Say a really cheap 10 gigger or so for your boot drive and OS et al.
Then build the RAID array off of that.
Then if the boot drive fails all you have to do is reinstall the os on to another drive and the array will still be intact.

But if you could have a RAID 1 boot I guess it would be safer. 2 X 10 giggers
Then have a RAID 5 stoarge array. 3 X 250GB's

But I'm not a RAID or LINUX expert. Just a dabbler. ;)
Fold-Server is my one linux experience, cept for the live cd's :rolleyes:



http://www.hardfolding.com/ftag1.php/mem/2172.png (http://www.hardfolding.com?go=38&id=2172)

litkaj
10-26-2005, 05:44 PM
Alright then, how exactly do I go about recompiling a kernel under CentOS? Everytime I try to build the kernel it errors out about 5 lines in, even without any changes to the .config file (most of my Linux experience is with Gentoo and I've never had a problem rolling my own there).

Please correct me if I'm wrong, but I should be able to do the install as normal, boot from a LiveCD, chroot into the other environment, and then build a new kernel so I can boot without the LiveCD.
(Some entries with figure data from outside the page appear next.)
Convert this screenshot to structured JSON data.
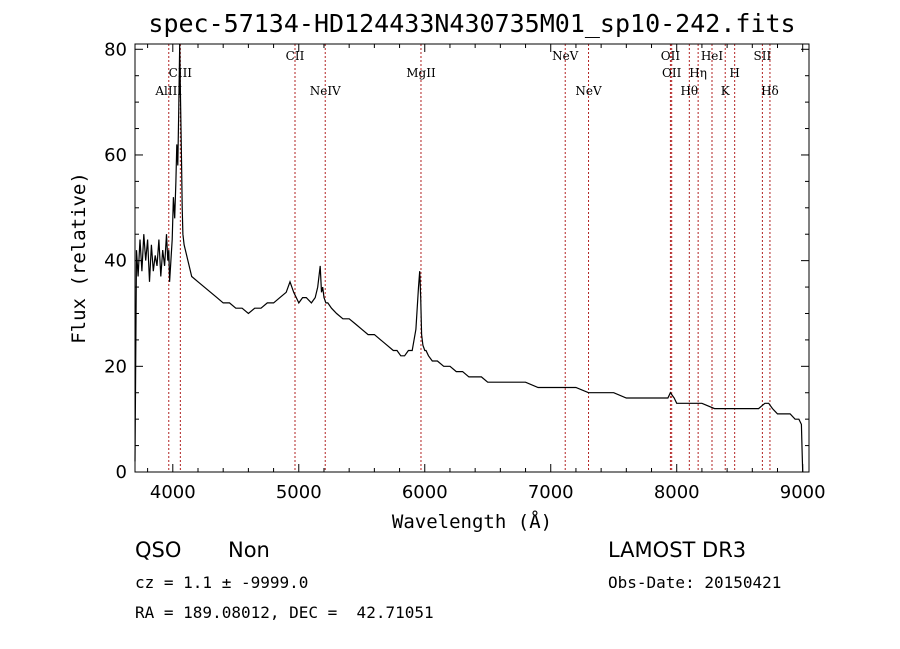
{
  "chart_data": {
    "type": "line",
    "title": "spec-57134-HD124433N430735M01_sp10-242.fits",
    "xlabel": "Wavelength (Å)",
    "ylabel": "Flux (relative)",
    "xlim": [
      3700,
      9050
    ],
    "ylim": [
      0,
      81
    ],
    "xticks": [
      4000,
      5000,
      6000,
      7000,
      8000,
      9000
    ],
    "yticks": [
      0,
      20,
      40,
      60,
      80
    ],
    "grid": false,
    "series": [
      {
        "values_x": [
          3700,
          3712,
          3725,
          3740,
          3755,
          3770,
          3785,
          3800,
          3815,
          3830,
          3845,
          3860,
          3875,
          3890,
          3905,
          3920,
          3935,
          3950,
          3960,
          3968,
          3975,
          3985,
          3995,
          4005,
          4015,
          4025,
          4032,
          4040,
          4047,
          4055,
          4060,
          4065,
          4070,
          4075,
          4080,
          4090,
          4100,
          4120,
          4150,
          4200,
          4250,
          4300,
          4350,
          4400,
          4450,
          4500,
          4550,
          4600,
          4650,
          4700,
          4750,
          4800,
          4850,
          4900,
          4930,
          4960,
          4980,
          5000,
          5030,
          5060,
          5100,
          5130,
          5150,
          5170,
          5180,
          5190,
          5200,
          5215,
          5230,
          5260,
          5300,
          5350,
          5400,
          5450,
          5500,
          5550,
          5600,
          5650,
          5700,
          5750,
          5780,
          5810,
          5840,
          5870,
          5900,
          5930,
          5950,
          5960,
          5968,
          5975,
          5985,
          6000,
          6010,
          6030,
          6060,
          6100,
          6150,
          6200,
          6250,
          6300,
          6350,
          6400,
          6450,
          6500,
          6600,
          6700,
          6800,
          6900,
          7000,
          7100,
          7200,
          7300,
          7400,
          7500,
          7600,
          7700,
          7800,
          7900,
          7930,
          7950,
          7980,
          8000,
          8100,
          8200,
          8300,
          8400,
          8500,
          8600,
          8650,
          8700,
          8730,
          8760,
          8800,
          8850,
          8900,
          8940,
          8970,
          8990,
          8995,
          9000
        ],
        "values_y": [
          2,
          42,
          37,
          44,
          38,
          45,
          40,
          44,
          36,
          43,
          38,
          41,
          39,
          44,
          37,
          42,
          39,
          45,
          40,
          42,
          36,
          40,
          44,
          52,
          48,
          55,
          62,
          58,
          68,
          81,
          72,
          65,
          58,
          50,
          45,
          43,
          42,
          40,
          37,
          36,
          35,
          34,
          33,
          32,
          32,
          31,
          31,
          30,
          31,
          31,
          32,
          32,
          33,
          34,
          36,
          34,
          33,
          32,
          33,
          33,
          32,
          33,
          35,
          39,
          34,
          35,
          33,
          32,
          32,
          31,
          30,
          29,
          29,
          28,
          27,
          26,
          26,
          25,
          24,
          23,
          23,
          22,
          22,
          23,
          23,
          27,
          35,
          38,
          33,
          26,
          24,
          23,
          23,
          22,
          21,
          21,
          20,
          20,
          19,
          19,
          18,
          18,
          18,
          17,
          17,
          17,
          17,
          16,
          16,
          16,
          16,
          15,
          15,
          15,
          14,
          14,
          14,
          14,
          14,
          15,
          14,
          13,
          13,
          13,
          12,
          12,
          12,
          12,
          12,
          13,
          13,
          12,
          11,
          11,
          11,
          10,
          10,
          9,
          4,
          0
        ]
      }
    ],
    "emission_lines": [
      {
        "label": "AlIII",
        "wavelength": 3968
      },
      {
        "label": "CIII",
        "wavelength": 4060
      },
      {
        "label": "CII",
        "wavelength": 4970
      },
      {
        "label": "NeIV",
        "wavelength": 5210
      },
      {
        "label": "MgII",
        "wavelength": 5970
      },
      {
        "label": "NeV",
        "wavelength": 7115
      },
      {
        "label": "NeV",
        "wavelength": 7300
      },
      {
        "label": "OII",
        "wavelength": 7950
      },
      {
        "label": "OII",
        "wavelength": 7960
      },
      {
        "label": "Hθ",
        "wavelength": 8100
      },
      {
        "label": "Hη",
        "wavelength": 8170
      },
      {
        "label": "HeI",
        "wavelength": 8280
      },
      {
        "label": "K",
        "wavelength": 8385
      },
      {
        "label": "H",
        "wavelength": 8460
      },
      {
        "label": "SII",
        "wavelength": 8680
      },
      {
        "label": "Hδ",
        "wavelength": 8740
      }
    ],
    "line_color": "#000000",
    "marker_color": "#b22222"
  },
  "info": {
    "class_label": "QSO",
    "subclass_label": "Non",
    "survey": "LAMOST DR3",
    "cz": "cz = 1.1 ± -9999.0",
    "obs_date": "Obs-Date: 20150421",
    "coords": "RA = 189.08012, DEC =  42.71051"
  }
}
[root@storage 2.6.9-22.EL-i686]# pwd
/usr/src/kernels/2.6.9-22.EL-i686
[root@storage 2.6.9-22.EL-i686]# make
CHK include/linux/version.h
SPLIT include/linux/autoconf.h -> include/config/*
CHK include/asm-i386/asm_offsets.h
make[1]: *** No rule to make target `init/main.o', needed by `init/built-in.o'. Stop.
make: *** [init] Error 2
[root@storage 2.6.9-22.EL-i686]#

unhappy_mage
10-26-2005, 05:46 PM
I'd get a vanilla kernel from kernel.org and try that. Who knows what weird patches are in CentOS's kernel source.

http://www.hardfolding.com/ftag1.php/mem/150072 (http://www.hardfolding.com?go=38&id=150072&tm=33)

litkaj
10-26-2005, 06:11 PM
Oh, what the hell... Apparently CentOS doesn't install the kernel sources by default (but it does give you the .config, go figure).

I just found this:

#rpm -i kernel-2.6.9-11.EL.src.rpm
- Go to the /usr/src/redhat/SOURCES directory and modify the kernel-2.6.9-i686.config file
- Go to the /usr/src/redhat directory and rebuild the kernel RPM as shown below
#rpmbuild -ba --target=i686 SPECS/kernel-2.6.spec


I'll give that a try, along with a vanilla kernel. Thanks.